EU to strengthen compliance with sustainability rules in trade agreements

Published on 26/06/2022 | La rédaction

According to a new approach presented by the European Commission on Wednesday (June 22), trade agreements should pay more attention to sustainable development issues and, if necessary, be accompanied by sanctions.

Although current EU trade agreements already include chapters on trade and sustainable development (TSD), they generally lack an implementation mechanism. The European Commission now wants to extend the state-to-state dispute settlement mechanisms of trade agreements to the CSD chapters.

"The focus is on implementation and enforcement," said the European Commission's executive vice-president, Valerie Böge.The focus is on implementation and compliance," European Commission Executive Vice-President Valdis Dombrovskis told reporters on Wednesday, June 22, when he unveiled the Commission's new approach.

"We need to make sure that sustainability commitments do not just remain on paper, but actually materialize on the ground," he said.

In the CDD chapters, trading partners commit to internationally recognized environmental and social standards, such as the Paris Climate Agreement and the International Labour Organization's (ILO) core labor principles, but they can also include commitments specifically tailored to the trading partner's situation.

Implementing CDD chapters through sanctions

While the newly negotiated CDD chapters will in future form the basis of a dispute settlement mechanism, this does not guarantee their implementation.

Therefore, in addition to the dispute settlement mechanism, the European Commission wants to introduce the possibility of applying trade sanctions to trading partners that materially violate the Paris Climate Agreement or the core principles of the ILO.

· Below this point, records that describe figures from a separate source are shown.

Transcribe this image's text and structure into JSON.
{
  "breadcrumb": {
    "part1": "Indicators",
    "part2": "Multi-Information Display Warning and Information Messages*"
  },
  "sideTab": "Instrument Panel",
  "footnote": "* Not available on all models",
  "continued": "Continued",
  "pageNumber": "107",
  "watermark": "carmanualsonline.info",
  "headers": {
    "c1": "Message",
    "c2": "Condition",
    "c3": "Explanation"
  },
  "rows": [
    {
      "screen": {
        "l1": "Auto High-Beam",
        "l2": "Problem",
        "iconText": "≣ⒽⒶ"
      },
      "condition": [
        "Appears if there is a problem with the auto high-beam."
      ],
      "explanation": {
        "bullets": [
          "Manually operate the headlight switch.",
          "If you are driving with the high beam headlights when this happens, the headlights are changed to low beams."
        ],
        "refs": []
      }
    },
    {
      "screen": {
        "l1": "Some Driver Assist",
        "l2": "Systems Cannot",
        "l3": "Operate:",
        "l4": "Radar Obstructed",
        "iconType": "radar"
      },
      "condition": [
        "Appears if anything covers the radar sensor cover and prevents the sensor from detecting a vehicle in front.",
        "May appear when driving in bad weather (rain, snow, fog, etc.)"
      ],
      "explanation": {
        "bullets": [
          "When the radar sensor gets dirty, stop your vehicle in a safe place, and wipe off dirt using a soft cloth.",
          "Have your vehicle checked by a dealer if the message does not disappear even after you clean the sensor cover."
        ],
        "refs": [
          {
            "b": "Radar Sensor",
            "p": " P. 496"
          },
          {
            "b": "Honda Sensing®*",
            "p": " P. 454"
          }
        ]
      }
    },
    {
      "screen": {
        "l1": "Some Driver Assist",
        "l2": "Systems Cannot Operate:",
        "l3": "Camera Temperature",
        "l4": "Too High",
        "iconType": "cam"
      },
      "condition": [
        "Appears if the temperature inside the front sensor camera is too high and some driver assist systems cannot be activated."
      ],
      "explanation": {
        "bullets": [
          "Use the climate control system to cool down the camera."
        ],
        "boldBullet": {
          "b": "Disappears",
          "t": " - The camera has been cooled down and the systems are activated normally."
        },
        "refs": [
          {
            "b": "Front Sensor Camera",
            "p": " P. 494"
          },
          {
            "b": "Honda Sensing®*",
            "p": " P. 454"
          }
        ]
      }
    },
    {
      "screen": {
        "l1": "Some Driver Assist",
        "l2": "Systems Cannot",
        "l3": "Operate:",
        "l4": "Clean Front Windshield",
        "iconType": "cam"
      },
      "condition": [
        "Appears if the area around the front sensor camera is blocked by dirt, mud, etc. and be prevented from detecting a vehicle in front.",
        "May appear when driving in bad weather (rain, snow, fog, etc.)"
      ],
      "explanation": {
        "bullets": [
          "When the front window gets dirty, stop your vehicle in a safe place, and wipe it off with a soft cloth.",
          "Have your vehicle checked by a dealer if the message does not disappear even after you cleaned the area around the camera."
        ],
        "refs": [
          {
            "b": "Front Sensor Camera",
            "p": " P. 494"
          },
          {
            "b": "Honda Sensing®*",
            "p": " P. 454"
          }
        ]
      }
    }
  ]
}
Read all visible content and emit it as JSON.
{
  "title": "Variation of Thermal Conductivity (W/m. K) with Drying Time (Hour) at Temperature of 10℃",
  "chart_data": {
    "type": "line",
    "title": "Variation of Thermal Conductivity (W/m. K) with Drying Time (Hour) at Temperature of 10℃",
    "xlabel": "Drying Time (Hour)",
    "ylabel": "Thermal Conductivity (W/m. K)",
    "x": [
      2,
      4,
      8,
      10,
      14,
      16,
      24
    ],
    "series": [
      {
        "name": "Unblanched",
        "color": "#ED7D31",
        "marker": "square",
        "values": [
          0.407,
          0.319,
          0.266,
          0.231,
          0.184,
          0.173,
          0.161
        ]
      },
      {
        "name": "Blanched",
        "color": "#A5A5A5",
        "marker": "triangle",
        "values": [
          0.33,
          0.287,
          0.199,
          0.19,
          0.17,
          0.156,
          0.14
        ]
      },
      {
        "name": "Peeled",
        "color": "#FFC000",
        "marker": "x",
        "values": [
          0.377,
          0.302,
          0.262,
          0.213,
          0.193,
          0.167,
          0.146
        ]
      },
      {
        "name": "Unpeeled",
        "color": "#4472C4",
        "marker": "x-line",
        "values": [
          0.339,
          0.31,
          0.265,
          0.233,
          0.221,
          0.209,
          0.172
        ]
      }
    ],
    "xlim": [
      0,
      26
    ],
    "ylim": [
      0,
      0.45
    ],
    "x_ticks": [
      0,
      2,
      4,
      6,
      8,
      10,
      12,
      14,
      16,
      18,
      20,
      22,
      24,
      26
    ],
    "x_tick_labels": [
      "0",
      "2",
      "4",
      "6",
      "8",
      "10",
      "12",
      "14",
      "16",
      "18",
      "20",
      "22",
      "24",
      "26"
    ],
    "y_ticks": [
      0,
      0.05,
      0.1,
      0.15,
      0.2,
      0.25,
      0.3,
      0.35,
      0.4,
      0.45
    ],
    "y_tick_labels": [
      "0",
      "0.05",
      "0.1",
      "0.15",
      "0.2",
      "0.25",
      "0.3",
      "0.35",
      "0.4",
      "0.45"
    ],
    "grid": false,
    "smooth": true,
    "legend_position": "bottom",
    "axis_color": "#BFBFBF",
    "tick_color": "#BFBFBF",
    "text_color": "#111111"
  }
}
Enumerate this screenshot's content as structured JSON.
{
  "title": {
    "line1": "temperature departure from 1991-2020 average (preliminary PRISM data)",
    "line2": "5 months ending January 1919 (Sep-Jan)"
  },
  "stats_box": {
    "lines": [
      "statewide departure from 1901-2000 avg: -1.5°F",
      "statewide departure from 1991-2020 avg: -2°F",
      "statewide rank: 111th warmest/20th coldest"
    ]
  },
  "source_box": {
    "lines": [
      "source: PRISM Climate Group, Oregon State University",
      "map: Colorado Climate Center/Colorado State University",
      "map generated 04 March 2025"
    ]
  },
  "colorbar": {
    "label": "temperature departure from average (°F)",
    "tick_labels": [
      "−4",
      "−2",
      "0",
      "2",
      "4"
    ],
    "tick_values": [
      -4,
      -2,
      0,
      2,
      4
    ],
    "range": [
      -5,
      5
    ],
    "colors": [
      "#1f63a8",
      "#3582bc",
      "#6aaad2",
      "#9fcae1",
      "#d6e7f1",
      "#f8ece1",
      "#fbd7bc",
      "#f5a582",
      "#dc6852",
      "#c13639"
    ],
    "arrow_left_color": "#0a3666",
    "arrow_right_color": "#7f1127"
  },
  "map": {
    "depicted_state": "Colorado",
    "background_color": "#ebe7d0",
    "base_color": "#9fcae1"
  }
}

However, Dombrovskis said that collaboration with the EU's trading partners remains a "guiding principle."

"Only as a last resort, in case of gross and persistent violations of core provisions on CDD, would we apply sanctions following the dispute settlement procedure," he said.

The European Commission's commitment to making trade agreements more sustainable is a response to criticism of EU trade policy, which civil society organizations have long accused of facilitating worker exploitation and causing environmental damage.

A wide range of recent EU initiatives can be seen as a response to these criticisms, for example, the directive on corporate sustainability due diligence proposed last February, or the directive on the protection of the environment.A wide variety of recent EU initiatives can be seen as a response to these criticisms, for example, the directive on corporate sustainability due diligence proposed last February or the proposed regulation on zero deforestation products.

A greater role for civil society

Wednesday's announcement by the European Commission is also a step in the direction of civil society organizations, for example by giving them the possibility to file complaints against violations of sustainability commitments.

Green MEP Saskia Bricmont welcomed the Commission's announcement as "a step in the right direction". However, she regretted that human rights were not explicitly mentioned and that the Paris Climate Agreement and the ILO's fundamental principles were not explicitly defined as taking precedence over commercial considerations.

The European Commission aims to implement the CDD principles in all new free trade negotiations as well as in some ongoing negotiations. However, they would only be included in older trade agreements if it were to modernize those free trade agreements.

The FTA negotiations with India, which are about to begin, will be the first real test of whether trading partners are willing to accept such measures.